Stalin and Mao were both indebted to Lenin for this novel doctrine of "revolutionary morality." In Lenin's own words: "Our morality is completely subordinated to the interests of the class struggle of the proletariat.…Morality is that which serves to destroy the old exploiting society." As a consequence, Lenin said:
We deny all morality that is drawn from some conception beyond men, beyond class. We say that it is a deception…a fraud and a stultification of the minds of the workers and peasants in the interests of the landowners and capitalists."
When the leaders of Democratic Kampuchea finally got their chance to make an omelette, they broke a lot of eggs. They subordinated all civilized standards of morality to "the interests of the class struggle"—interests that were defined and dictated by the omniscient Organization. The egalitarian paradise they set out to create degenerated into an impoverished hell that differed from the poet Virgil's description in only one detail—in Kampuchea, it was not a metaphor.
Thomas Magstadt is chairman of the Department of Government and International Affairs at Augustana College, Sioux Falls, South Dakota. He has written for National Review, Chronicle of Higher Education, and other publications.
*Communist Cambodia was given the official name of Democratic Kampuchea. For semantic convenience, I will use the name Kampuchea to refer to Cambodia between April 1975 and early 1979.
**The Vietnamese invasion, although it "liberated" Cambodia from a brutal tyranny, was denounced by Prince Sihanouk at the United Nations.
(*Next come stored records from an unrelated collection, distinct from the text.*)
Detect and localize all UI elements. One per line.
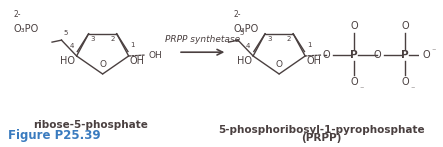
Text: 3: 3 (267, 36, 272, 42)
Text: (PRPP): (PRPP) (301, 133, 342, 143)
Text: P: P (401, 50, 409, 60)
Text: ribose-5-phosphate: ribose-5-phosphate (33, 120, 148, 130)
Text: ⁻: ⁻ (360, 85, 364, 94)
Text: O: O (276, 60, 283, 69)
Text: OH: OH (130, 56, 145, 66)
Text: O: O (350, 77, 358, 87)
Text: 2: 2 (287, 36, 291, 42)
Text: 1: 1 (307, 42, 311, 48)
Text: O: O (350, 21, 358, 31)
Text: O: O (401, 77, 409, 87)
Text: 2: 2 (110, 36, 115, 42)
Text: HO: HO (60, 56, 75, 66)
Text: O: O (422, 50, 430, 60)
Text: ⁻: ⁻ (431, 47, 436, 56)
Text: 1: 1 (131, 42, 135, 48)
Text: 5: 5 (240, 30, 244, 36)
Text: O: O (373, 50, 381, 60)
Text: 3: 3 (90, 36, 95, 42)
Text: OH: OH (148, 51, 162, 60)
Text: O₃PO: O₃PO (234, 24, 259, 34)
Text: P: P (350, 50, 358, 60)
Text: O: O (99, 60, 106, 69)
Text: 5-phosphoribosyl-1-pyrophosphate: 5-phosphoribosyl-1-pyrophosphate (218, 125, 425, 135)
Text: HO: HO (237, 56, 252, 66)
Text: PRPP synthetase: PRPP synthetase (165, 35, 240, 44)
Text: O: O (401, 21, 409, 31)
Text: 4: 4 (70, 43, 74, 49)
Text: O₃PO: O₃PO (14, 24, 39, 34)
Text: 5: 5 (63, 30, 68, 36)
Text: 2-: 2- (234, 10, 241, 19)
Text: Figure P25.39: Figure P25.39 (8, 129, 101, 142)
Text: 4: 4 (246, 43, 250, 49)
Text: 2-: 2- (14, 10, 21, 19)
Text: OH: OH (307, 56, 321, 66)
Text: ⁻: ⁻ (411, 85, 415, 94)
Text: O: O (322, 50, 330, 60)
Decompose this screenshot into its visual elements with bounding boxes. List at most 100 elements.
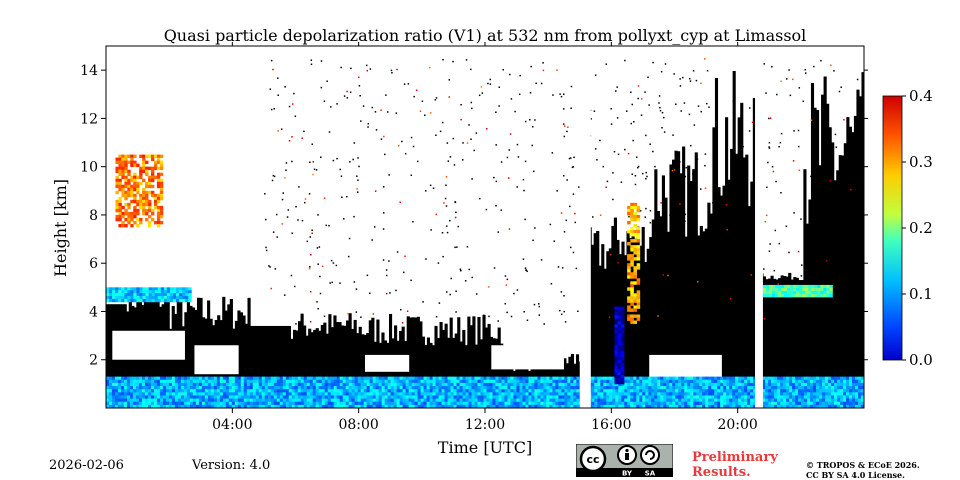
depol-cell <box>399 376 404 381</box>
depol-cell <box>219 398 224 403</box>
depol-cell <box>456 382 460 387</box>
cloud-pixel <box>339 282 341 284</box>
cloud-pixel <box>613 150 616 153</box>
depol-cell <box>204 386 209 390</box>
no-data-column <box>831 142 835 408</box>
depol-cell <box>121 169 125 174</box>
depol-cell <box>315 379 320 384</box>
depol-cell <box>163 290 168 294</box>
cloud-pixel <box>435 134 437 136</box>
depol-cell <box>480 386 484 390</box>
depol-cell <box>336 379 341 384</box>
depol-cell <box>279 401 284 406</box>
depol-cell <box>183 392 188 396</box>
depol-cell <box>297 404 302 408</box>
cloud-pixel <box>355 311 358 313</box>
depol-cell <box>366 386 371 390</box>
depol-cell <box>627 211 631 216</box>
depol-cell <box>642 389 646 393</box>
depol-cell <box>513 404 517 408</box>
cloud-pixel <box>310 253 312 256</box>
depol-cell <box>129 389 134 393</box>
depol-cell <box>357 376 362 381</box>
cloud-pixel <box>385 269 388 271</box>
depol-cell <box>432 401 436 406</box>
depol-cell <box>414 404 418 408</box>
cloud-pixel <box>425 258 427 260</box>
depol-cell <box>234 398 239 403</box>
depol-cell <box>606 404 610 408</box>
no-data-column <box>623 255 628 408</box>
depol-cell <box>522 389 526 393</box>
depol-cell <box>348 379 353 384</box>
cloud-pixel <box>788 69 790 71</box>
no-data-column <box>833 180 837 408</box>
depol-cell <box>765 404 769 408</box>
depol-cell <box>300 401 305 406</box>
depol-cell <box>123 382 128 387</box>
depol-cell <box>444 386 448 390</box>
depol-cell <box>849 401 853 406</box>
no-data-column <box>709 213 713 408</box>
cloud-pixel <box>623 276 626 278</box>
no-data-column <box>454 333 458 408</box>
no-data-column <box>669 164 673 408</box>
depol-cell <box>133 205 137 210</box>
depol-cell <box>201 389 206 393</box>
depol-cell <box>795 392 799 396</box>
depol-cell <box>540 395 544 399</box>
depol-cell <box>573 392 577 396</box>
cc-license-badge[interactable]: cc BY SA <box>576 444 673 477</box>
depol-cell <box>678 376 682 381</box>
depol-cell <box>459 382 463 387</box>
depol-cell <box>793 287 797 292</box>
depol-cell <box>614 333 619 337</box>
depol-cell <box>778 284 782 289</box>
x-tick-label: 12:00 <box>465 417 505 433</box>
depol-cell <box>771 398 775 403</box>
depol-cell <box>492 389 496 393</box>
no-data-column <box>848 126 852 408</box>
depol-cell <box>495 395 499 399</box>
depol-cell <box>324 389 329 393</box>
no-data-column <box>325 333 329 408</box>
depol-cell <box>648 382 652 387</box>
depol-cell <box>234 386 239 390</box>
depol-cell <box>115 293 119 297</box>
depol-cell <box>753 376 757 381</box>
depol-cell <box>321 398 326 403</box>
cloud-pixel <box>793 130 795 132</box>
depol-cell <box>198 398 203 403</box>
depol-cell <box>630 392 634 396</box>
depol-cell <box>402 401 407 406</box>
depol-cell <box>408 386 412 390</box>
depol-cell <box>735 389 739 393</box>
depol-cell <box>768 398 772 403</box>
depol-cell <box>420 386 424 390</box>
depol-cell <box>627 305 631 309</box>
depol-cell <box>127 217 131 222</box>
depol-cell <box>620 309 625 313</box>
depol-cell <box>159 386 164 390</box>
depol-cell <box>145 193 149 198</box>
depol-cell <box>207 395 212 399</box>
depol-cell <box>291 389 296 393</box>
depol-cell <box>657 398 661 403</box>
depol-cell <box>282 395 287 399</box>
depol-cell <box>627 299 631 303</box>
depol-cell <box>432 404 436 408</box>
depol-cell <box>675 398 679 403</box>
depol-cell <box>192 404 197 408</box>
depol-cell <box>787 284 791 289</box>
depol-cell <box>176 290 180 294</box>
depol-cell <box>264 386 269 390</box>
cloud-pixel <box>830 64 832 67</box>
depol-cell <box>179 293 183 297</box>
depol-cell <box>793 290 797 295</box>
depol-cell <box>447 376 451 381</box>
depol-cell <box>246 386 251 390</box>
depol-cell <box>249 401 254 406</box>
depol-cell <box>501 376 505 381</box>
depol-cell <box>267 389 272 393</box>
cloud-pixel <box>356 175 358 177</box>
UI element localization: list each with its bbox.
The UN Security Council's attempt to pass a resolution calling for Vietnam's withdrawal was vetoed by the Soviet Union. Heng Samrin's Vietnamese-backed government is now in control of the major cities and most of the Cambodian countryside, but the forces of the deposed Pol Pot regime continue to carry on a protracted guerrilla war from their base areas along the Thai-Cambodian border. Due to the support of the People's Republic of China and the Association of Southeast Asian Nations (ASEAN), the ousted Pol Pot government continues to hold Cambodia's seat in the United Nations. In July 1981, a conference on Cambodia met at the United Nations and passed a unanimous resolution calling for Vietnamese withdrawal. The same conference also asked for UN-supervised elections and a guarantee of Cambodian independence. Vietnam, the Soviet Union, and the Eastern Bloc countries boycotted the conference.